Wien (APA) - Der Grüne Landwirtschaftssprecher Wolfgang Pirklhuber bedauert es, dass im Zuge der Diskussion um das russische Einfuhrverbot e...

Wien (APA) - Der Grüne Landwirtschaftssprecher Wolfgang Pirklhuber bedauert es, dass im Zuge der Diskussion um das russische Einfuhrverbot europäischer Lebensmittel nicht auch über die andere Seite, die Versorgungs- und Ernährungssicherheit Europas, gesprochen wird.

„Sanktionen können natürlich umgangen werden“, kommentierte Pirklhuber am Mittwoch bei einem Pressegespräch in Wien die Idee von Ex-EU-Agrarkommissar Franz Fischler, das russische Einfuhrverbot für europäische Lebensmittel durch Lieferungen über Drittstaaten zu umgehen. Der Agrarhandel sei ein globaler Handel, der viele Schlupfwinkel und Umwege kenne, und der Handel mit landwirtschaftlichen Produkten über Drittstaaten sei eben handelsüblich.

Die Diskussion findet Pirklhuber aber insofern nicht ganz hilfreich, weil man sie zum Anlass nehmen hätte können, die europäische Versorgungs- und Ernährungssicherheit zu überprüfen. „Das wäre eine gute Gelegenheit gewesen, denn dann wären wir drauf gekommen: das ist die eine Seite, was aber ist mit der anderen Seite, wenn wir gewisse Rohstoffe und Vorprodukte nicht bekommen?“, meinte Pirklhuber. Und dies drohe zumindest genau so rasch, zum Beispiel im Futtermittelbereich.

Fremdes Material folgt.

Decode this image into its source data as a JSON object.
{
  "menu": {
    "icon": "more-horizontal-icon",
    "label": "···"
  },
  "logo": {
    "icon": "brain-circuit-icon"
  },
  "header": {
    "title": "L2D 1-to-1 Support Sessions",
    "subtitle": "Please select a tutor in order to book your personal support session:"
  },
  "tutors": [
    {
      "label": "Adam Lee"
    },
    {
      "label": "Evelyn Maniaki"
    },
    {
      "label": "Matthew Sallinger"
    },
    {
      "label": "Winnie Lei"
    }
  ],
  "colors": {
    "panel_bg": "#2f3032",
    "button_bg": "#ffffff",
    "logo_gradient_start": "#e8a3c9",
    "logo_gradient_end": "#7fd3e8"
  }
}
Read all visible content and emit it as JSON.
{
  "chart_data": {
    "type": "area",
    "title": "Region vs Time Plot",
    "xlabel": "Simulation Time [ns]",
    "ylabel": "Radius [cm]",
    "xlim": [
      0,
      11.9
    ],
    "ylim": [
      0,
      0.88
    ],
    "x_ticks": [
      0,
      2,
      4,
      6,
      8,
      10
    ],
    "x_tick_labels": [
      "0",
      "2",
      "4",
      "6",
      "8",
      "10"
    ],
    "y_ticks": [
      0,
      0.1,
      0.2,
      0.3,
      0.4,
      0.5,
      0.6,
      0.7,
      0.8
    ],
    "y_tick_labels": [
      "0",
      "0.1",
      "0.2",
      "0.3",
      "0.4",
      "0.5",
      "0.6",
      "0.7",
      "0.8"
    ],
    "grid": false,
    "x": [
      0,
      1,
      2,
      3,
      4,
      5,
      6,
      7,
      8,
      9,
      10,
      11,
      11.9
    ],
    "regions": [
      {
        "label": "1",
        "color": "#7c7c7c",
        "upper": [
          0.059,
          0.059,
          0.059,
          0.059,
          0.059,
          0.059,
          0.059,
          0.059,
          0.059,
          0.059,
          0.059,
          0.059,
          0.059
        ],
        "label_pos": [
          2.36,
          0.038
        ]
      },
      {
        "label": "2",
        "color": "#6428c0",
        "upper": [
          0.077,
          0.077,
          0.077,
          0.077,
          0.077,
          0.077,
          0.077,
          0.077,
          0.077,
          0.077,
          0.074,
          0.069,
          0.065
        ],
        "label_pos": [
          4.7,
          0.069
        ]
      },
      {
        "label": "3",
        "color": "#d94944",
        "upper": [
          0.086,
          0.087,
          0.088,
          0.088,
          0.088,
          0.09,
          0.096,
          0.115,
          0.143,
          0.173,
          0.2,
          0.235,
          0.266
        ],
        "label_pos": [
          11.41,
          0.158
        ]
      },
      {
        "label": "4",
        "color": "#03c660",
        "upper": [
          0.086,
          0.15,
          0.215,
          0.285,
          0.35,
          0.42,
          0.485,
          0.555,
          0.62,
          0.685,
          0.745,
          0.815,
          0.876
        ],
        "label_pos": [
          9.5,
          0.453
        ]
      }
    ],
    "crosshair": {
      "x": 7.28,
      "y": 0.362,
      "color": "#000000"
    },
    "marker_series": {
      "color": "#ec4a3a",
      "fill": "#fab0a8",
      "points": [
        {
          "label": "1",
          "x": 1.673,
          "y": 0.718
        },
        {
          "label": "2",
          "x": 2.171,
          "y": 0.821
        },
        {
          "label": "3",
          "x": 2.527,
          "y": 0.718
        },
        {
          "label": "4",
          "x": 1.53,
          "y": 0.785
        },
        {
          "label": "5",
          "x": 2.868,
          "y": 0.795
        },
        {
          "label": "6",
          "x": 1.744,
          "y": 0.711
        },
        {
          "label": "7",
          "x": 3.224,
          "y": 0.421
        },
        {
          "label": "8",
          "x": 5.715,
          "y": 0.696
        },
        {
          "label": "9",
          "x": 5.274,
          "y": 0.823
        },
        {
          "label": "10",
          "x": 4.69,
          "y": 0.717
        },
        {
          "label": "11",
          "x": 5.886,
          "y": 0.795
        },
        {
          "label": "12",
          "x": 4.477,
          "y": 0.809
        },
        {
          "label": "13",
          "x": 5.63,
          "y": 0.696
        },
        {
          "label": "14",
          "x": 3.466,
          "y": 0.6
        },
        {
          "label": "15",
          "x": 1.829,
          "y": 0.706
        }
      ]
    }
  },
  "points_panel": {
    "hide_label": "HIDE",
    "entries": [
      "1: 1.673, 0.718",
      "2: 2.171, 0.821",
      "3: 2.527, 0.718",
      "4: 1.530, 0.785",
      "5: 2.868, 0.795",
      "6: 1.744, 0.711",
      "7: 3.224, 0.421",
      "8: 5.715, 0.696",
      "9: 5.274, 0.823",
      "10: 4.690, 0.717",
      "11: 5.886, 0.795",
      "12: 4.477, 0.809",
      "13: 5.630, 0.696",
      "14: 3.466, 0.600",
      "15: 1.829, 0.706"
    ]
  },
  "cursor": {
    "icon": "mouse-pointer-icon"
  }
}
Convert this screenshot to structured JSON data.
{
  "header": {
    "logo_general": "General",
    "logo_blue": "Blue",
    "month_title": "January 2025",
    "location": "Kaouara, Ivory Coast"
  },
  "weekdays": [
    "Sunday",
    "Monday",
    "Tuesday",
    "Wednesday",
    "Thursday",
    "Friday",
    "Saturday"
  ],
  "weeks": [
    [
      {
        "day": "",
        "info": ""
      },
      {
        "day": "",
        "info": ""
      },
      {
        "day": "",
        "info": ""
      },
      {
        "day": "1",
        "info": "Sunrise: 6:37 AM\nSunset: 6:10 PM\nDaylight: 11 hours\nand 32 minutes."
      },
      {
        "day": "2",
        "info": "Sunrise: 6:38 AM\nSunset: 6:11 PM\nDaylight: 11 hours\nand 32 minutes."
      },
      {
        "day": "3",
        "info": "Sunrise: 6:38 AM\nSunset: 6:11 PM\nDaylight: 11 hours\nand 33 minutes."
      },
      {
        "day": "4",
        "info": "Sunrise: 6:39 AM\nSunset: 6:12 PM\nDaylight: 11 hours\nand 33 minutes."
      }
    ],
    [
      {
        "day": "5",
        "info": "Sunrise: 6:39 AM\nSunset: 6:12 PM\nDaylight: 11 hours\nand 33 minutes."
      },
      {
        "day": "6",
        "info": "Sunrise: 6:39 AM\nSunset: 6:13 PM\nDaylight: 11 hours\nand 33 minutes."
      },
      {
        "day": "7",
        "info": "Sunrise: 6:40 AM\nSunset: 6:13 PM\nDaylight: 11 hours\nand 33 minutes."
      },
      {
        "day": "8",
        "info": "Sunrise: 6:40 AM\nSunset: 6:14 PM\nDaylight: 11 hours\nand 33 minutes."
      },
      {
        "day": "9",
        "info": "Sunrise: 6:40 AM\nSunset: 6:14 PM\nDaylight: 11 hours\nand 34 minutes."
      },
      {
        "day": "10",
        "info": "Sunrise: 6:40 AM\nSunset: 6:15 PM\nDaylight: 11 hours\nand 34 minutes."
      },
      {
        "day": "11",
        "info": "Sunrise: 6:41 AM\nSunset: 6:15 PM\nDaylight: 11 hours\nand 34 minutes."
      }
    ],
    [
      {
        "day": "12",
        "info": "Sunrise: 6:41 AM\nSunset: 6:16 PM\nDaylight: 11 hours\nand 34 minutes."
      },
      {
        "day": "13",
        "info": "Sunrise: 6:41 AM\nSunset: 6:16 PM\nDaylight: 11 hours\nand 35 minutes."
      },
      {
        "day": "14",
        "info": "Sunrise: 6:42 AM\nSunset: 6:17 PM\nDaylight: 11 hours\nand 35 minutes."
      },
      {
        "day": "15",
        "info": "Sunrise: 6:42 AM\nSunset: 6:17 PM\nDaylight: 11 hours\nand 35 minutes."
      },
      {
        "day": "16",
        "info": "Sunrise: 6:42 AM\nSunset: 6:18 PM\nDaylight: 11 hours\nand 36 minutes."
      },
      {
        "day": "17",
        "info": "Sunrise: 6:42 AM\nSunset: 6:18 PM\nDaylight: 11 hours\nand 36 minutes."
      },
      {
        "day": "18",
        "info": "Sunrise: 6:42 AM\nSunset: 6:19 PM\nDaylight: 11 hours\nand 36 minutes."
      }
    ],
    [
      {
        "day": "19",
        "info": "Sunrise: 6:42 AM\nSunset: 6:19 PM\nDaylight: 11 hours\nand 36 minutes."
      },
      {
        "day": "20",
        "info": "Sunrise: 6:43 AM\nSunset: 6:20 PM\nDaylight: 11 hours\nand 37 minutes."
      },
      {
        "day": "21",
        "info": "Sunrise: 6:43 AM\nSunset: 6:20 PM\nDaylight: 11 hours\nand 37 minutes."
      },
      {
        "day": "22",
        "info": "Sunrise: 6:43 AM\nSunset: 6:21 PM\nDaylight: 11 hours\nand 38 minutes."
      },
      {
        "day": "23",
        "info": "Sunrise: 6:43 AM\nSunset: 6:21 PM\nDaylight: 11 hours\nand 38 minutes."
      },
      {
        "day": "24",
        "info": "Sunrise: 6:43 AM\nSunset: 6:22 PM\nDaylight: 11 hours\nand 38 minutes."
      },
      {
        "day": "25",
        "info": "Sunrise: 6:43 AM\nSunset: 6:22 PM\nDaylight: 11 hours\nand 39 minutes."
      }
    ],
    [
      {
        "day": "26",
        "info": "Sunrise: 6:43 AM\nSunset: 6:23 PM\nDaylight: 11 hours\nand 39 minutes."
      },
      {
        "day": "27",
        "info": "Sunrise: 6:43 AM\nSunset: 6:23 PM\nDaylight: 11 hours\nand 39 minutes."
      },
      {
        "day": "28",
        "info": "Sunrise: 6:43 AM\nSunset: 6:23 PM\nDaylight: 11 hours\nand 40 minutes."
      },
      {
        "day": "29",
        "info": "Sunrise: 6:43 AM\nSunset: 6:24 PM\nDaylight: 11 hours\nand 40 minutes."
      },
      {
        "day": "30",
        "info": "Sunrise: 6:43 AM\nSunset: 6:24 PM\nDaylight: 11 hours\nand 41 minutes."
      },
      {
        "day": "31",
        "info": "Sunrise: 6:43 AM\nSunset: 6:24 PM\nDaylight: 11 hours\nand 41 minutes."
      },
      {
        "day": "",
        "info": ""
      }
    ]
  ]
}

So würden die gesamte tierische Veredelung in Europa stehen, wenn der Eiweissfuttermittelimport aus Südamerika zum Stillstand kommen würde. 92 Prozent davon müssten importiert werden. Das wäre ein guter Grund gewesen, auf die Agrarmärkte in Europa und gute Projekte wie die Donau-Oder-Strategie zu schauen.